Determination of temperature dependent rate coefficients of the reaction of hydroxyl radicals with volatile organic compounds using a new OH reactivity instrument 

Accurate knowledge of the rate coefficient of the reaction of volatile organic compounds (VOCs) with the hydroxyl radical (OH) is fundamental for understanding atmospheric chemical processes and for predictions of air quality forecasting models. Nevertheless, the temperature dependence of reaction rates of many organic compounds is not well investigated as measurements are challenging. In this work, we present absolute measurements of reactions rates with the OH radical for a series of VOCs for different temperatures. An OH reactivity instrument previously used for field and chamber measurements was further developed to enable these accurate measurements of reaction rates. The OH reactivity (kOH) is the inverse lifetime of the OH radical expressed by the product of the OH reactant concentrations and its reaction coefficient with OH. In this instrument, OH reactivity is measured by the direct observation of the decay rate of OH that is produced in a flow tube by ozone laser flash photolysis at 266 nm.

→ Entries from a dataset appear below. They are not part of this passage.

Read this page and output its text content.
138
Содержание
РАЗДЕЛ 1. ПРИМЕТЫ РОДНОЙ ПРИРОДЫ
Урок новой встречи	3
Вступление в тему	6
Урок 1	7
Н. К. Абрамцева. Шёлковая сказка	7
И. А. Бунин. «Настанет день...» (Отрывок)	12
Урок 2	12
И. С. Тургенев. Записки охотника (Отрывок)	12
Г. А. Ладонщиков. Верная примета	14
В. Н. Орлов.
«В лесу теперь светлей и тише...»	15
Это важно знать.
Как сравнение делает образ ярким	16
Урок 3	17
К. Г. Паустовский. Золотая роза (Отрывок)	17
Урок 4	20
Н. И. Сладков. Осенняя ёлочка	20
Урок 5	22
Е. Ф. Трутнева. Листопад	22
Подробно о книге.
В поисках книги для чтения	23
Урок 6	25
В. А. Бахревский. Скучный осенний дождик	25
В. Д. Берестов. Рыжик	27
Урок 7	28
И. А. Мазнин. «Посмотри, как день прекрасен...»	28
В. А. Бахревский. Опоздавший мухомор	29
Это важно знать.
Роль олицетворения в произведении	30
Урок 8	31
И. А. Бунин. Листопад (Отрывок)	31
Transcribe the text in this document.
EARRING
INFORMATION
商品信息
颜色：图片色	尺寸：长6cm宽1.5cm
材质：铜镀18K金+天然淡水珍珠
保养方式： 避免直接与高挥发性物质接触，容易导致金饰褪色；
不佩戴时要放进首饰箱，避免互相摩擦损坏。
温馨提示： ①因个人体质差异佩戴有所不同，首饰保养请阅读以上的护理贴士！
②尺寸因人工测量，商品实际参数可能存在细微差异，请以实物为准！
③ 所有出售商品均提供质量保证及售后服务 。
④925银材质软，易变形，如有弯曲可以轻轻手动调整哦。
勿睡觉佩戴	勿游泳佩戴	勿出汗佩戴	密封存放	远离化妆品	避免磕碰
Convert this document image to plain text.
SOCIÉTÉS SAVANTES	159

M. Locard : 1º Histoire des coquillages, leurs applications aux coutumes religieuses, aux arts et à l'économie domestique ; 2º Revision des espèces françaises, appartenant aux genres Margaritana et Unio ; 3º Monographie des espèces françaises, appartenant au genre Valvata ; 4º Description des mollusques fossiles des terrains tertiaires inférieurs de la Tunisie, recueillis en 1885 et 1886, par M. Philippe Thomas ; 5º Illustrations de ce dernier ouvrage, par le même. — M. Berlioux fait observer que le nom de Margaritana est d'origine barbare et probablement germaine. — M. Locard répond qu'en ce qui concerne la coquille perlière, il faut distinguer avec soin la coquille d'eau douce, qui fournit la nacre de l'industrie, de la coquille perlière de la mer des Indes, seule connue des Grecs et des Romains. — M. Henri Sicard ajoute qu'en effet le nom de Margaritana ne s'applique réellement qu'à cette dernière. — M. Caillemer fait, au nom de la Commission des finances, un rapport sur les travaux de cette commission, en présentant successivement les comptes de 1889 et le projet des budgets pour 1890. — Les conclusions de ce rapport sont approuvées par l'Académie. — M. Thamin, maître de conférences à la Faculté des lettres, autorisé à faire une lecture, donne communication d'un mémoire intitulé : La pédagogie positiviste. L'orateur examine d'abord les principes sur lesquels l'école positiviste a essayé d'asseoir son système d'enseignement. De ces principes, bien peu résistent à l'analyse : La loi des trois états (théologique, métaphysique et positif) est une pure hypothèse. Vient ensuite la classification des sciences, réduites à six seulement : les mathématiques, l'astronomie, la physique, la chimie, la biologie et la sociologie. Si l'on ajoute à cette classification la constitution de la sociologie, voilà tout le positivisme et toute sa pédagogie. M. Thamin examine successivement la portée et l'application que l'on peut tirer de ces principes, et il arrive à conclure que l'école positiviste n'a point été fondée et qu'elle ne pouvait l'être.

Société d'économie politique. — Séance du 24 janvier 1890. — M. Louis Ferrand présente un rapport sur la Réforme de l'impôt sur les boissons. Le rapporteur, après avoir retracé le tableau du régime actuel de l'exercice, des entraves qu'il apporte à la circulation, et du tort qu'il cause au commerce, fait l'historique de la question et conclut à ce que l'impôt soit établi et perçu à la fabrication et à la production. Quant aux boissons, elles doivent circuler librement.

The decay of OH radicals is measured at a high time resolution of 1 ms. If a known concentration of an organic compound is added to the bath gas (humidified synthetic air) the decay time directly gives the rate coefficient. As the air temperature can be controlled, the Arrhenius expression of the rate coefficient can be determined. VOC mixtures in synthetic air were prepared in canisters. The concentration was determined by the total organic carbon method, in which all carbon atoms are combusted to CO2 on heated catalysts and the CO2 concentration is measured by a commercial cavity ring-down instrument. The method was validated with several alkanes for which reaction rates are well-known. Excellent agreement within a few percent with recommendations by IUPAC and NASA-JPL demonstrates the high accuracy of the new method. The Arrhenius expression of OH reaction rates was determined for several monoterpenes and aromatic hydrocarbons.